24/10/2015
Şimdi size fanstastik bir Indiana Jones masalı anlatacağım.. Sıkı durun, işte Kapadokya Ultra Trail 36 km maceramıza başlıyoruz 🙂
Geçen sene bu zamanlar Kapadokya’da gerçekleştirilen “TNF Kapadokya Ultra Trail” videosunu ilk izlediğim zaman, heyecandan nefesimi tutmuş olabilirim. Görüntüleri defalarca defalarca izledim ve o an içimden orda olmayı, orda koşmayı ne çok istediğimi düşündüm. Aradan gel zaman, git zaman, aklıma geldikçe, arada bir sürekli aynı videoyu izliyordum. Aylardan Haziran oldu, tamam dedim ben bu yola varım ve Kapadokya 30K parkuruna kayıt yaptırıyorum.

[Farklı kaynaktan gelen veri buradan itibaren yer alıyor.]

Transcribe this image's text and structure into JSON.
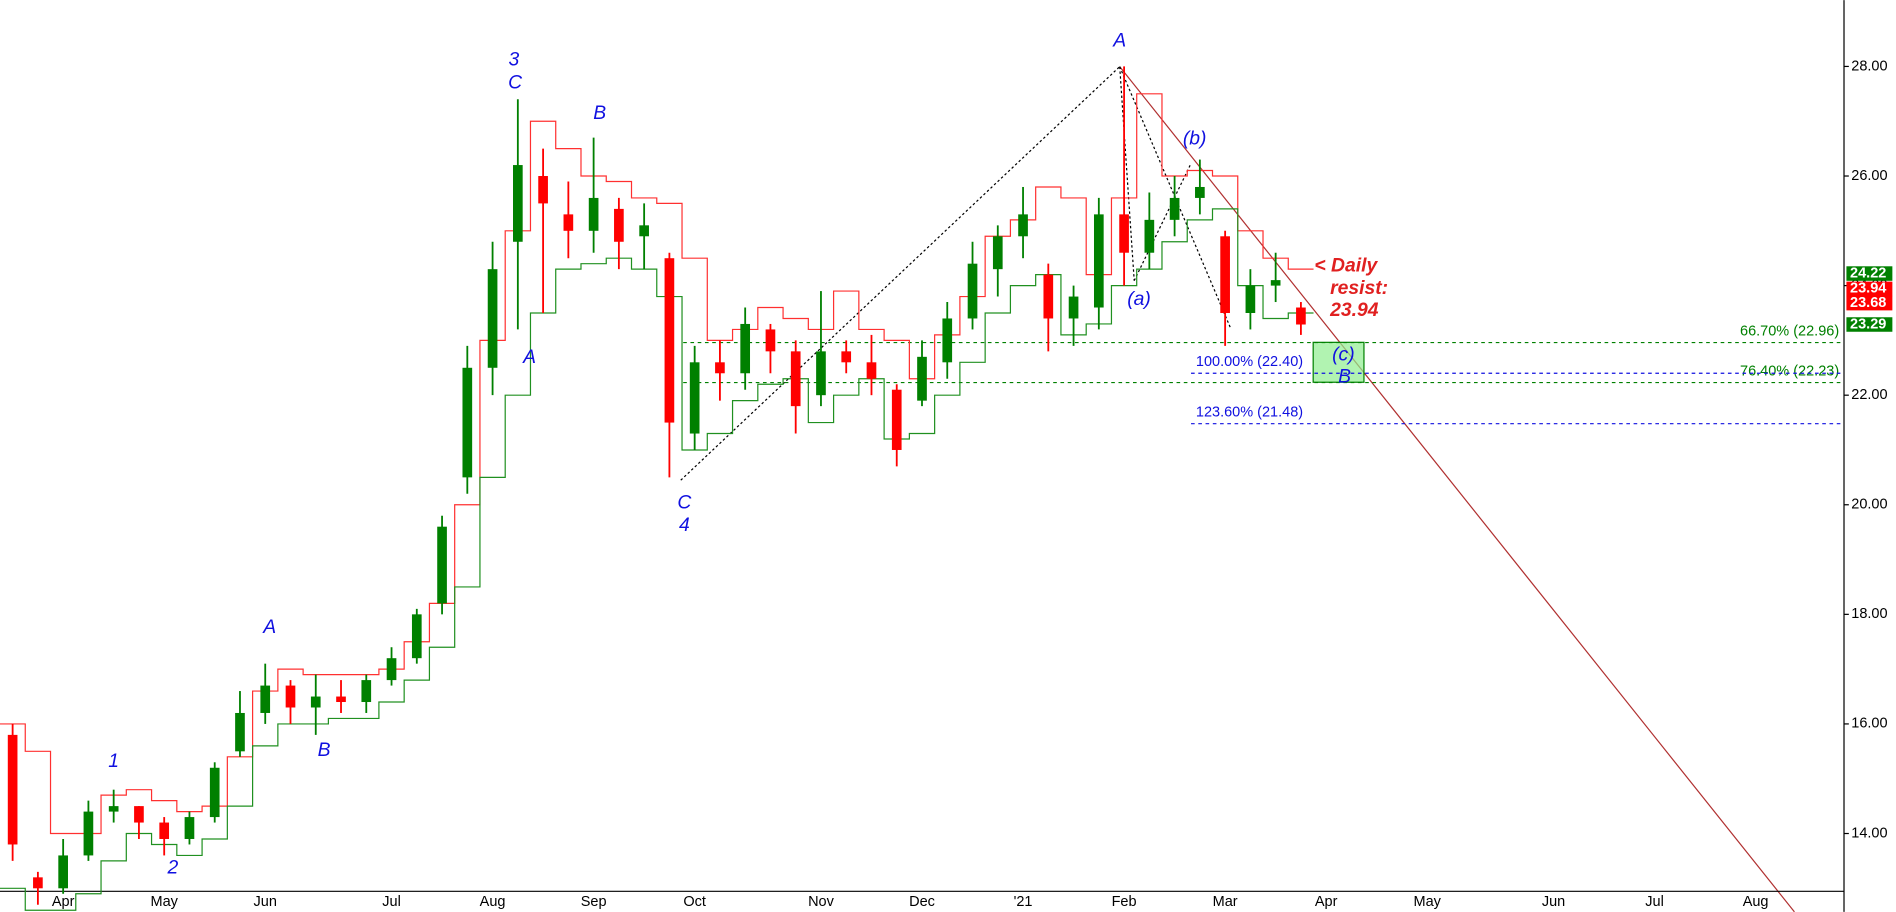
{
  "chart_data": {
    "type": "candlestick",
    "categories": [
      null,
      null,
      "Apr",
      null,
      null,
      null,
      "May",
      null,
      null,
      null,
      "Jun",
      null,
      null,
      null,
      null,
      "Jul",
      null,
      null,
      null,
      "Aug",
      null,
      null,
      null,
      "Sep",
      null,
      null,
      null,
      "Oct",
      null,
      null,
      null,
      null,
      "Nov",
      null,
      null,
      null,
      "Dec",
      null,
      null,
      null,
      "'21",
      null,
      null,
      null,
      "Feb",
      null,
      null,
      null,
      "Mar",
      null,
      null,
      null,
      "Apr",
      null,
      null,
      null,
      "May",
      null,
      null,
      null,
      null,
      "Jun",
      null,
      null,
      null,
      "Jul",
      null,
      null,
      null,
      "Aug",
      null,
      null,
      null
    ],
    "open": [
      15.8,
      13.2,
      13.0,
      13.6,
      14.4,
      14.5,
      14.2,
      13.9,
      14.3,
      15.5,
      16.2,
      16.7,
      16.3,
      16.5,
      16.4,
      16.8,
      17.2,
      18.2,
      20.5,
      22.5,
      24.8,
      26.0,
      25.3,
      25.0,
      25.4,
      24.9,
      24.5,
      21.3,
      22.6,
      22.4,
      23.2,
      22.8,
      22.0,
      22.8,
      22.6,
      22.1,
      21.9,
      22.6,
      23.4,
      24.3,
      24.9,
      24.2,
      23.4,
      23.6,
      25.3,
      24.6,
      25.2,
      25.6,
      24.9,
      23.5,
      24.0,
      23.6,
      null,
      null,
      null,
      null,
      null,
      null,
      null,
      null,
      null,
      null,
      null,
      null,
      null,
      null,
      null,
      null,
      null,
      null,
      null,
      null,
      null
    ],
    "high": [
      16.0,
      13.3,
      13.9,
      14.6,
      14.8,
      14.5,
      14.3,
      14.4,
      15.3,
      16.6,
      17.1,
      16.8,
      16.9,
      16.8,
      16.9,
      17.4,
      18.1,
      19.8,
      22.9,
      24.8,
      27.4,
      26.5,
      25.9,
      26.7,
      25.6,
      25.5,
      24.6,
      22.9,
      23.0,
      23.6,
      23.3,
      23.0,
      23.9,
      23.0,
      23.1,
      22.2,
      23.0,
      23.7,
      24.8,
      25.1,
      25.8,
      24.4,
      24.0,
      25.6,
      28.0,
      25.7,
      26.0,
      26.3,
      25.0,
      24.3,
      24.6,
      23.7,
      null,
      null,
      null,
      null,
      null,
      null,
      null,
      null,
      null,
      null,
      null,
      null,
      null,
      null,
      null,
      null,
      null,
      null,
      null,
      null,
      null
    ],
    "low": [
      13.5,
      12.7,
      12.9,
      13.5,
      14.2,
      13.9,
      13.6,
      13.8,
      14.2,
      15.4,
      16.0,
      16.0,
      15.8,
      16.2,
      16.2,
      16.7,
      17.1,
      18.0,
      20.2,
      22.0,
      23.2,
      23.5,
      24.5,
      24.6,
      24.3,
      24.3,
      20.5,
      21.0,
      21.9,
      22.1,
      22.4,
      21.3,
      21.8,
      22.4,
      22.0,
      20.7,
      21.8,
      22.3,
      23.2,
      23.8,
      24.5,
      22.8,
      22.9,
      23.2,
      24.0,
      24.3,
      24.9,
      25.3,
      22.9,
      23.2,
      23.7,
      23.1,
      null,
      null,
      null,
      null,
      null,
      null,
      null,
      null,
      null,
      null,
      null,
      null,
      null,
      null,
      null,
      null,
      null,
      null,
      null,
      null,
      null
    ],
    "close": [
      13.8,
      13.0,
      13.6,
      14.4,
      14.5,
      14.2,
      13.9,
      14.3,
      15.2,
      16.2,
      16.7,
      16.3,
      16.5,
      16.4,
      16.8,
      17.2,
      18.0,
      19.6,
      22.5,
      24.3,
      26.2,
      25.5,
      25.0,
      25.6,
      24.8,
      25.1,
      21.5,
      22.6,
      22.4,
      23.3,
      22.8,
      21.8,
      22.8,
      22.6,
      22.3,
      21.0,
      22.7,
      23.4,
      24.4,
      24.9,
      25.3,
      23.4,
      23.8,
      25.3,
      24.6,
      25.2,
      25.6,
      25.8,
      23.5,
      24.0,
      24.1,
      23.29,
      null,
      null,
      null,
      null,
      null,
      null,
      null,
      null,
      null,
      null,
      null,
      null,
      null,
      null,
      null,
      null,
      null,
      null,
      null,
      null,
      null
    ],
    "up_color": "#008000",
    "down_color": "#ff0000",
    "bands": [
      {
        "color": "#ff3030",
        "values": [
          16.0,
          15.5,
          14.0,
          14.0,
          14.7,
          14.8,
          14.6,
          14.4,
          14.5,
          15.4,
          16.6,
          17.0,
          16.9,
          16.9,
          16.9,
          17.0,
          17.5,
          18.2,
          20.0,
          23.0,
          25.0,
          27.0,
          26.5,
          26.0,
          25.9,
          25.6,
          25.5,
          24.5,
          23.0,
          23.2,
          23.6,
          23.4,
          23.2,
          23.9,
          23.2,
          23.0,
          22.3,
          23.1,
          23.8,
          24.9,
          25.2,
          25.8,
          25.6,
          24.2,
          25.6,
          27.5,
          26.0,
          26.1,
          26.0,
          25.0,
          24.5,
          24.3,
          null,
          null,
          null,
          null,
          null,
          null,
          null,
          null,
          null,
          null,
          null,
          null,
          null,
          null,
          null,
          null,
          null,
          null,
          null,
          null,
          null
        ]
      },
      {
        "color": "#209020",
        "values": [
          13.0,
          12.6,
          12.6,
          12.9,
          13.5,
          14.0,
          13.8,
          13.6,
          13.9,
          14.5,
          15.6,
          16.0,
          16.0,
          16.1,
          16.1,
          16.4,
          16.8,
          17.4,
          18.5,
          20.5,
          22.0,
          23.5,
          24.3,
          24.4,
          24.5,
          24.3,
          23.8,
          21.0,
          21.3,
          21.9,
          22.2,
          22.3,
          21.5,
          22.0,
          22.3,
          21.2,
          21.3,
          22.0,
          22.6,
          23.5,
          24.0,
          24.2,
          23.1,
          23.3,
          24.0,
          24.3,
          24.8,
          25.2,
          25.4,
          24.0,
          23.4,
          23.5,
          null,
          null,
          null,
          null,
          null,
          null,
          null,
          null,
          null,
          null,
          null,
          null,
          null,
          null,
          null,
          null,
          null,
          null,
          null,
          null,
          null
        ]
      }
    ],
    "ylim": [
      12.57,
      29.21
    ],
    "yticks": [
      {
        "value": 14,
        "label": "14.00"
      },
      {
        "value": 16,
        "label": "16.00"
      },
      {
        "value": 18,
        "label": "18.00"
      },
      {
        "value": 20,
        "label": "20.00"
      },
      {
        "value": 22,
        "label": "22.00"
      },
      {
        "value": 24,
        "label": "24.00"
      },
      {
        "value": 26,
        "label": "26.00"
      },
      {
        "value": 28,
        "label": "28.00"
      }
    ],
    "fib_levels": [
      {
        "label": "66.70% (22.96)",
        "value": 22.96,
        "color": "#008000"
      },
      {
        "label": "76.40% (22.23)",
        "value": 22.23,
        "color": "#008000"
      },
      {
        "label": "100.00% (22.40)",
        "value": 22.4,
        "color": "#1010e0"
      },
      {
        "label": "123.60% (21.48)",
        "value": 21.48,
        "color": "#1010e0"
      }
    ],
    "price_tags": [
      {
        "value": 24.22,
        "color": "#008000"
      },
      {
        "value": 23.94,
        "color": "#ff0000"
      },
      {
        "value": 23.68,
        "color": "#ff0000"
      },
      {
        "value": 23.29,
        "color": "#008000"
      }
    ],
    "wave_labels": [
      "1",
      "2",
      "A",
      "B",
      "3",
      "C",
      "A",
      "B",
      "C",
      "4",
      "A",
      "(a)",
      "(b)",
      "(c)",
      "B"
    ],
    "annotation": [
      "<  Daily",
      "resist:",
      "23.94"
    ]
  }
}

Yapabilir miydim, tamamlayabilir miydim bilmiyordum ama içimde birşeyler o parkuru koşmayı çok ama çok istiyordu. Hemen, taze Kaçkar Ultra’yı koşmuş arkadaşım Sibel’i aradım, haydi dedi. Zaten sürekli bahsettiğim için ne kadar istediğimi bilen eşimden de yeşil ışık alınca, hemen uçak biletleri alındı, kayıt ücreti ödendi, antreman programları yapıldı. Gel gör ki, Temmuz ayında İstanbul’un sıcağı beni kötü etkiledi ve istediğim gibi antreman yapamadım, arzu ettiğim gibi hazırlanamadım. Biliyorum, bunlar bahane değil, insan istedikten sonra herşeyi yapabilir ama bir şekilde yeterince konsantre olamadım diyelim. Şimdiye kadar en fazla yarım maraton mesafesi koşmuştum ve o da aylar önceydi. Derken, organizasyon da geçen sene 33 km olan mesafeyi 36 km’ye çıkarmadı mı, Sibel’le beni derin düşünceler aldı 🙂
Ama tarih yaklaştıkça, tuhaf bir şekilde parkuru tamamlayacağıma yürekten inanıyordum. Eylül’de tatilde gittiğim heryerde koşmaya çalıştım. Ekim’de ise antremanlara asıldım ve son zamanlarda elimden gelen ne varsa yaptım. Fiziksel olarak hazır olmasam da, mental olarak hazırdım ve ordaki muhteşem parkuru belki 6 saatte olmasa bile mutlaka bitireceğimden emindim. Artık son haftaya girerken, son antremanlar yapıldı ve vücut dinlemeye bırakılırken, beni deli gibi bir heyecan sardı. Sibel’le sürekli telefonda konuşup, birbirimizin heyecanını katlıyorduk. Acayip bir ruh halindeydik, midemize kramplar giriyor, kalbimiz çarpıyor, içimde bastıramadığım çığlıklar yükseliyordu. Parkuru, Google Earth’den defalarca incelemiştim. Hangi kilometrelerde yürüyüp, hangi kilometrelerde koşacağımızı aşağıya yukarı kararlaştırmıştık. 36K parkuru, toplamda 935 mt irtifa kazanımlı 3 etaptan oluşmaktaydı. 10,5. km’deki İbrahimpaşa ve 22,7. km’deki Göreme istasyonları için cutoff zamanları 2şer saatti. İlk etapta, enerjimizi dengeli kullanabilmek için çok hızlı değil ama sürekli bir şekilde tempolu koşmayı planladık ve 10,5. km’deki 1. istasyona varış için zaman hedefimiz 1,5 saatti. İkinci etapta ise; parkurun en yüksek noktasına çıkacağımız ilk 4 km’lık tırmanışı tempolu şekilde yürümeye, ardından Zemi vadisiyle başlayan inişlerde hep koşmaya karar verdik ve 22,7. km’deki 2. istasyona varış hedefimiz 3 saatti. Ve yorulmaya başladığımız kısım olacak üçüncü etabın ise yükseklik eğrisinden öyle görünmese bile, bizi en zorlayacak kısım olacağını düşündük ve eğer planımız buraya kadar zamanında giderse, bu aşamadan sonra finish’e kadar olan son 13,3 km’yi bitirmek için 3 saatimiz olacaktı. Bu 3 saatte de yürü koş, yürü koş şeklinde yaparak finish’e cut off zamanı olan 6 saatten önce varabiliriz diye planladık.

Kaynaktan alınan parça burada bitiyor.